You know the feeling. You have a bit of in-game currency, there is a pack you could open, and maybe, just maybe, this is the one with the player you want. You open it. It is not. So you think about buying just one more.
That feeling is not an accident. It is the product.
What is actually happening
A loot box (EA calls them packs, other games call them crates, cases or chests) is a randomised reward you open without knowing what is inside. Sometimes you earn them by playing. Often you buy them, with real money, or with an in-game currency you bought with real money. The thing you are paying for is not the reward. It is the chance of the reward. You are paying to find out.
Translation: You hand over money before you know what you get. The odds of getting the good stuff are set by the company, and in most games you cannot see them clearly. Pay first, random outcome, house sets the odds. That is the structure of a slot machine.
Why studios love them
For a game company, this is close to a perfect business. A normal game sells once. A pack sells over and over, to the same player, forever, and it costs the company almost nothing to make another digital pack. For EA, the packs inside Ultimate Team are the engine of its "live services" business, and live services, not the games themselves, now make up the majority of EA's revenue. Year after year, that is well over a billion dollars from people buying chances.

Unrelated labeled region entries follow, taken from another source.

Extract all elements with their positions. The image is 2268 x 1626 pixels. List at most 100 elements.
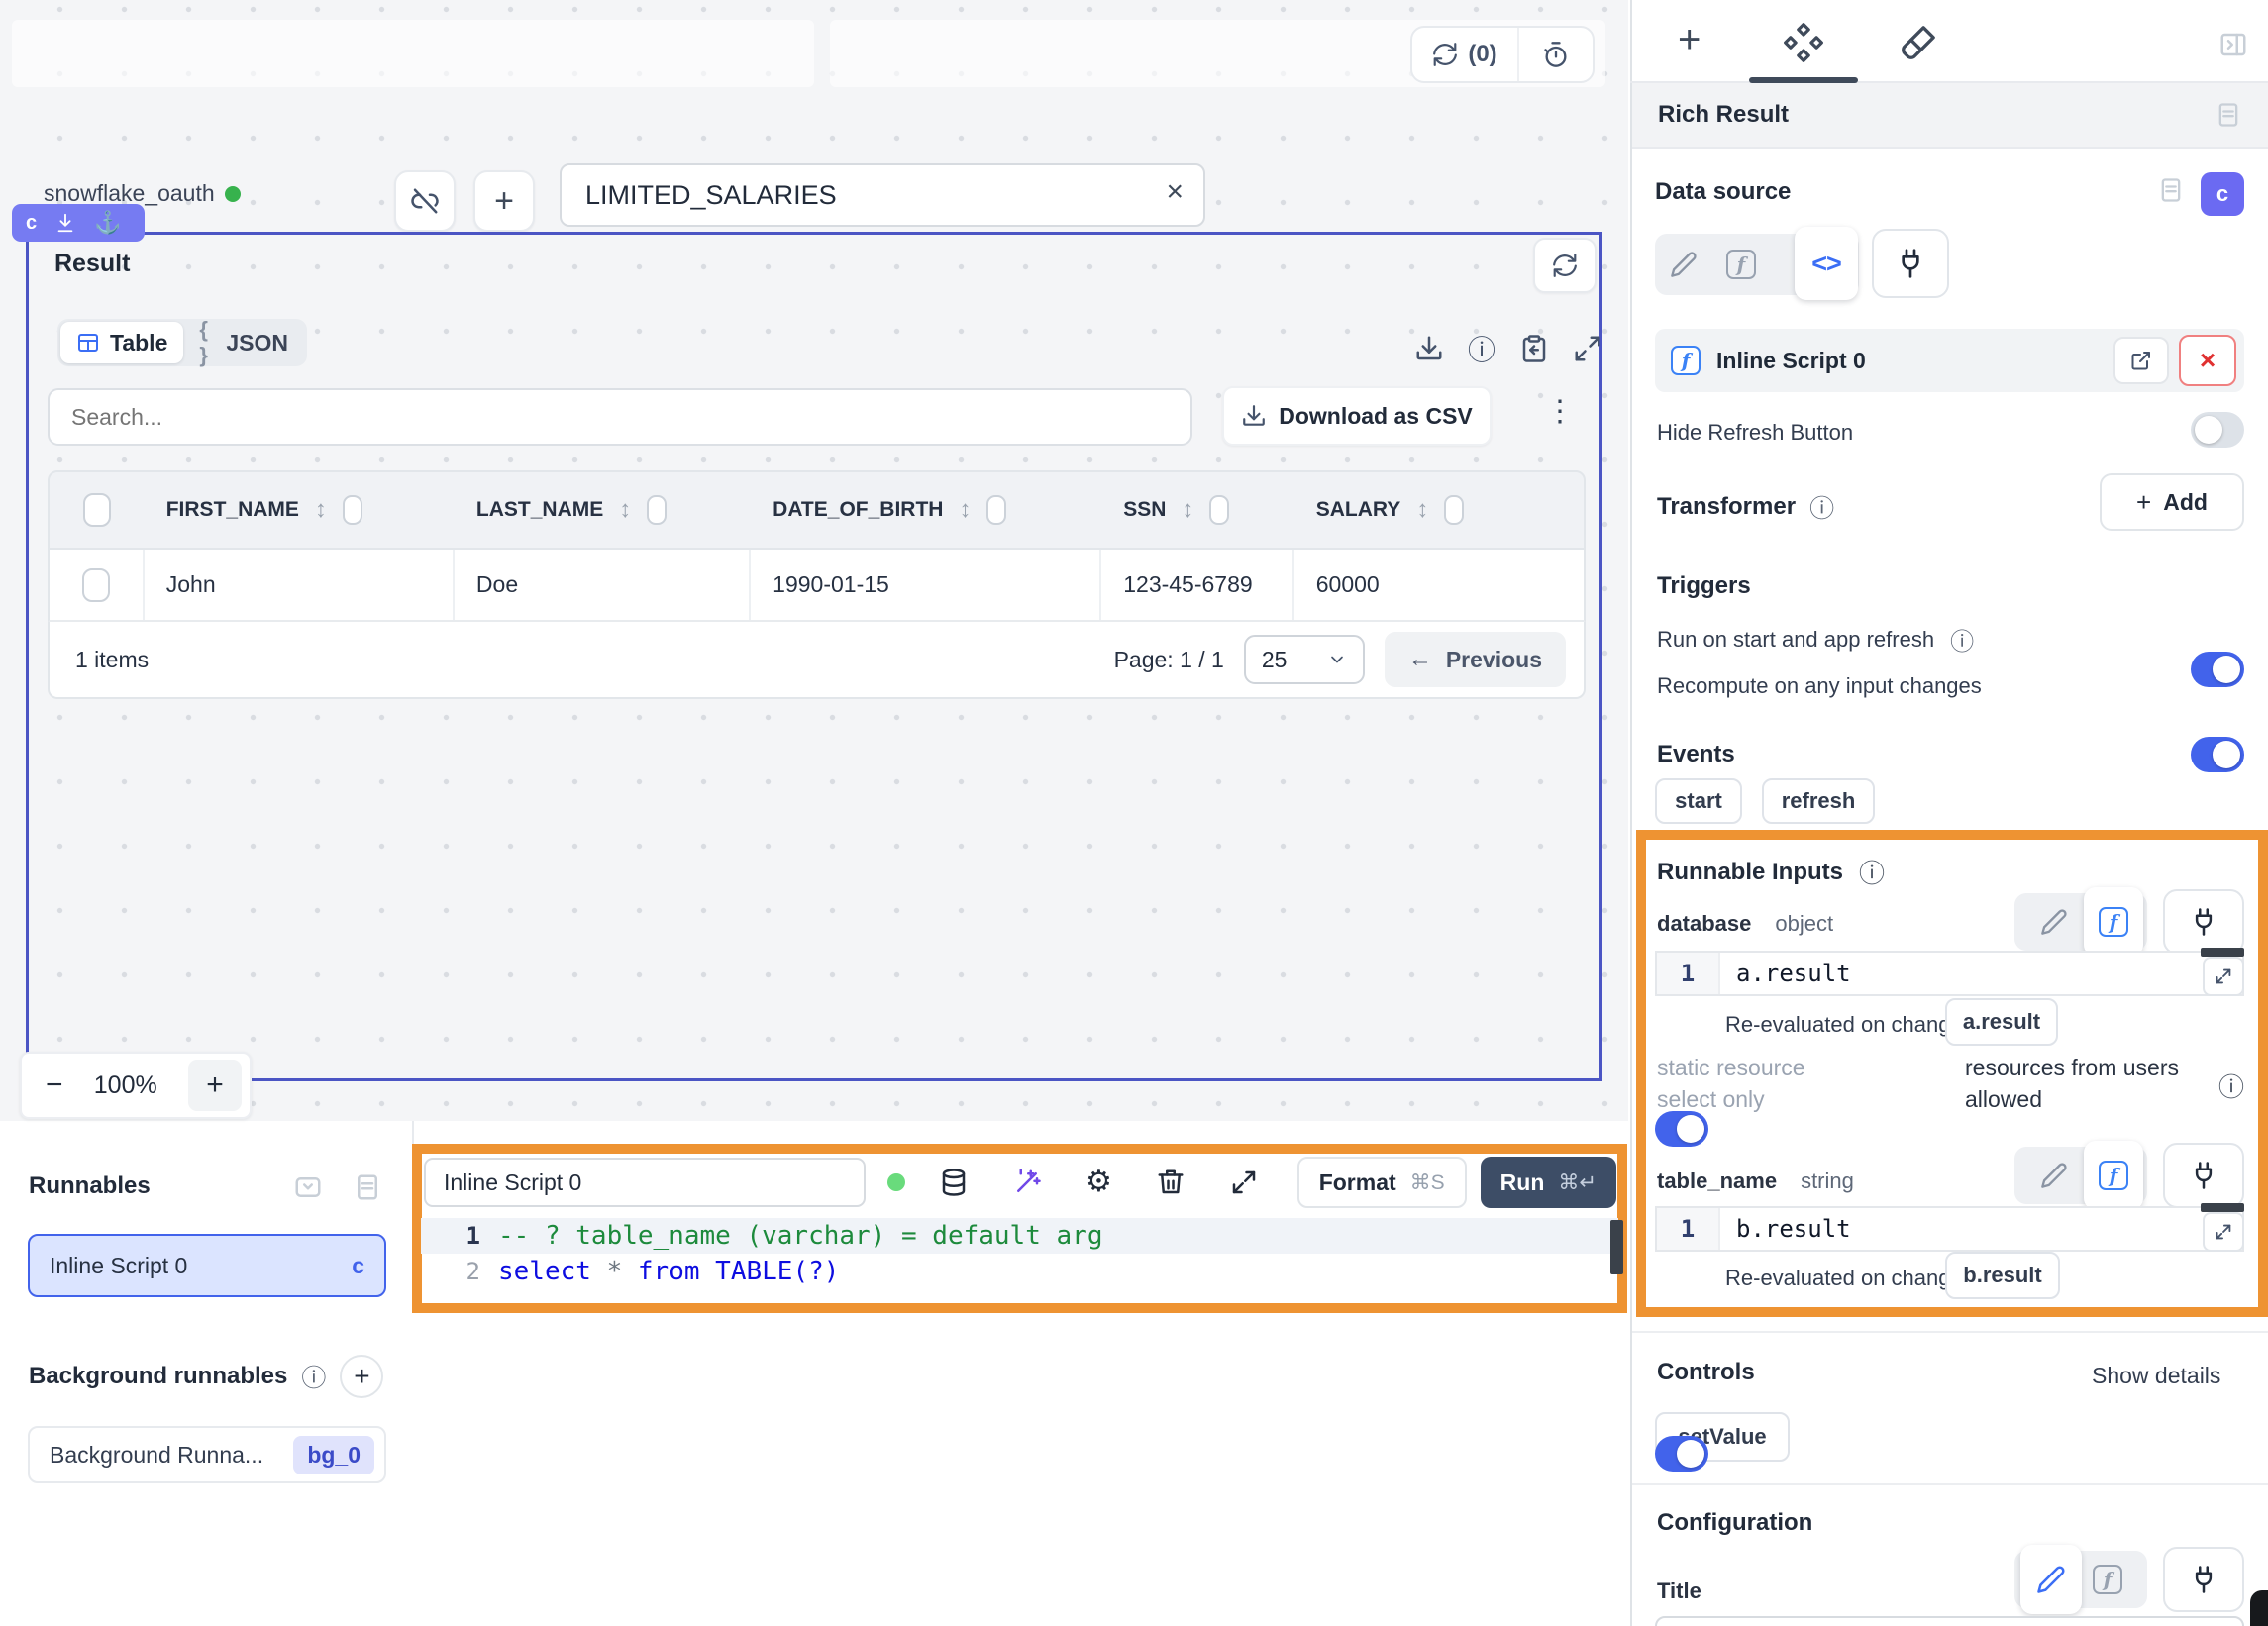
sort-icon[interactable]: ↕ [1416, 496, 1428, 524]
connect-database-button[interactable] [2163, 889, 2244, 955]
open-script-button[interactable] [2113, 337, 2169, 384]
ai-wand-icon[interactable] [1012, 1168, 1042, 1197]
hide-refresh-toggle[interactable] [2191, 412, 2244, 448]
event-chip-start[interactable]: start [1655, 778, 1742, 824]
row-checkbox[interactable] [82, 568, 110, 602]
expand-editor-icon[interactable] [1229, 1168, 1259, 1197]
expand-expr-button[interactable] [2203, 957, 2244, 996]
reeval-target-chip[interactable]: b.result [1945, 1252, 2060, 1299]
doc-icon[interactable] [2215, 101, 2242, 129]
recompute-toggle[interactable] [2191, 737, 2244, 772]
connect-title-button[interactable] [2163, 1547, 2244, 1612]
anchor-icon[interactable]: ⚓ [94, 210, 121, 236]
add-component-button[interactable]: + [473, 170, 535, 232]
script-name-input[interactable] [444, 1160, 850, 1205]
column-toggle[interactable] [1209, 495, 1229, 525]
pencil-mode-icon[interactable] [2040, 908, 2068, 936]
column-toggle[interactable] [986, 495, 1006, 525]
column-toggle[interactable] [343, 495, 362, 525]
connect-table-name-button[interactable] [2163, 1143, 2244, 1208]
tab-table[interactable]: Table [60, 322, 183, 363]
info-icon[interactable]: ⓘ [301, 1359, 326, 1394]
copy-result-icon[interactable] [1519, 334, 1549, 363]
table-name-eval-mode-selected[interactable]: f [2084, 1141, 2143, 1210]
fullscreen-icon[interactable] [1573, 334, 1602, 363]
sort-icon[interactable]: ↕ [315, 496, 327, 524]
sql-code-editor[interactable]: 1 -- ? table_name (varchar) = default ar… [421, 1218, 1618, 1289]
table-menu-kebab[interactable]: ⋮ [1545, 394, 1575, 429]
title-static-mode-selected[interactable] [2020, 1545, 2082, 1614]
database-eval-mode-selected[interactable]: f [2084, 887, 2143, 957]
history-button[interactable] [1519, 28, 1593, 81]
sort-icon[interactable]: ↕ [959, 496, 971, 524]
run-button[interactable]: Run ⌘↵ [1481, 1157, 1616, 1208]
expand-down-icon[interactable] [54, 212, 76, 234]
info-icon[interactable]: ⓘ [1468, 329, 1495, 368]
runnable-item-inline-script-0[interactable]: Inline Script 0 c [28, 1234, 386, 1297]
sort-icon[interactable]: ↕ [619, 496, 631, 524]
download-csv-button[interactable]: Download as CSV [1222, 386, 1492, 446]
doc-icon[interactable] [2157, 176, 2185, 204]
format-button[interactable]: Format ⌘S [1297, 1157, 1467, 1208]
download-icon[interactable] [1414, 334, 1444, 363]
add-transformer-button[interactable]: + Add [2100, 473, 2244, 531]
trash-icon[interactable] [1156, 1168, 1186, 1197]
tab-insert[interactable]: + [1678, 18, 1701, 62]
table-name-expr-editor[interactable]: 1 b.result [1655, 1206, 2244, 1252]
info-icon[interactable]: ⓘ [1859, 854, 1885, 890]
editor-scrollbar-thumb[interactable] [1610, 1220, 1623, 1274]
docs-icon[interactable] [353, 1172, 382, 1202]
component-panel-title: Rich Result [1658, 101, 1789, 129]
run-on-start-toggle[interactable] [2191, 652, 2244, 687]
event-chip-refresh[interactable]: refresh [1762, 778, 1875, 824]
tab-component-settings[interactable] [1783, 22, 1824, 63]
title-value-input[interactable] [1655, 1616, 2244, 1626]
tab-styling-brush[interactable] [1900, 22, 1939, 61]
pencil-mode-icon[interactable] [1670, 251, 1698, 278]
component-toolbar-chip[interactable]: c ⚓ [12, 204, 145, 242]
runnable-item-background-0[interactable]: Background Runna... bg_0 [28, 1426, 386, 1483]
previous-page-button[interactable]: ← Previous [1385, 632, 1566, 687]
column-toggle[interactable] [647, 495, 667, 525]
collapse-runnables-icon[interactable] [293, 1172, 323, 1202]
show-details-link[interactable]: Show details [2092, 1363, 2220, 1389]
table-row[interactable]: John Doe 1990-01-15 123-45-6789 60000 [48, 550, 1586, 622]
result-refresh-button[interactable] [1533, 238, 1597, 293]
search-input[interactable] [71, 390, 1161, 444]
remove-script-button[interactable]: × [2179, 335, 2236, 386]
pencil-mode-icon[interactable] [2040, 1162, 2068, 1189]
page-size-select[interactable]: 25 [1244, 635, 1365, 684]
table-select-input[interactable] [585, 165, 1140, 225]
info-icon[interactable]: ⓘ [1809, 489, 1834, 525]
gear-icon[interactable]: ⚙ [1085, 1168, 1112, 1197]
info-icon[interactable]: ⓘ [1950, 622, 1974, 657]
database-reeval-toggle[interactable] [1655, 1111, 1708, 1147]
database-expr-editor[interactable]: 1 a.result [1655, 951, 2244, 996]
expand-expr-button[interactable] [2203, 1212, 2244, 1252]
app-refresh-button[interactable]: (0) [1412, 28, 1519, 81]
grid-cell-placeholder [12, 20, 814, 87]
data-source-script-row[interactable]: f Inline Script 0 × [1655, 329, 2244, 392]
plus-icon: + [2136, 487, 2151, 518]
clear-input-icon[interactable]: × [1166, 175, 1184, 209]
function-mode-icon[interactable]: f [2093, 1565, 2122, 1594]
database-icon[interactable] [939, 1168, 969, 1197]
code-mode-button-selected[interactable]: <> [1795, 227, 1858, 300]
tab-json[interactable]: { } JSON [183, 322, 304, 363]
collapse-panel-icon[interactable] [2218, 30, 2248, 59]
function-mode-icon[interactable]: f [1726, 250, 1756, 279]
unlink-button[interactable] [394, 170, 456, 232]
info-icon[interactable]: ⓘ [2218, 1067, 2244, 1104]
select-all-checkbox[interactable] [83, 493, 111, 527]
result-title: Result [54, 250, 130, 278]
sort-icon[interactable]: ↕ [1182, 496, 1193, 524]
connect-input-button[interactable] [1872, 229, 1949, 298]
zoom-out-button[interactable]: − [46, 1068, 63, 1102]
zoom-in-button[interactable]: + [188, 1060, 242, 1111]
add-background-runnable-button[interactable]: + [340, 1355, 383, 1398]
component-id-badge[interactable]: c [2201, 172, 2244, 216]
column-toggle[interactable] [1444, 495, 1464, 525]
reeval-target-chip[interactable]: a.result [1945, 998, 2058, 1046]
table-name-reeval-toggle[interactable] [1655, 1436, 1708, 1472]
connection-label[interactable]: snowflake_oauth [44, 180, 241, 207]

Translation: The game is the shop window. The packs are the actual business. That is why your favourite game gets a new "season" of packs every year. Not mainly to make the game better, but to restart the spending.
Where it gets uncomfortable
Because the mechanic looks so much like gambling, governments have started asking whether it is gambling. Belgium restricted paid loot boxes under its gambling laws. Other countries have reviewed them. The UK looked hard at it and, for now, left it to the industry to police itself. The reason this matters more in gaming than almost anywhere else is that the players are often young. A mechanic engineered to make spending feel exciting, aimed at an audience that is still learning what money is worth, is a genuinely live ethical question, not a settled one.
Translation: It is the same instinct casinos are built on, but pointed at an audience too young to walk into one. That is exactly why regulators keep circling it.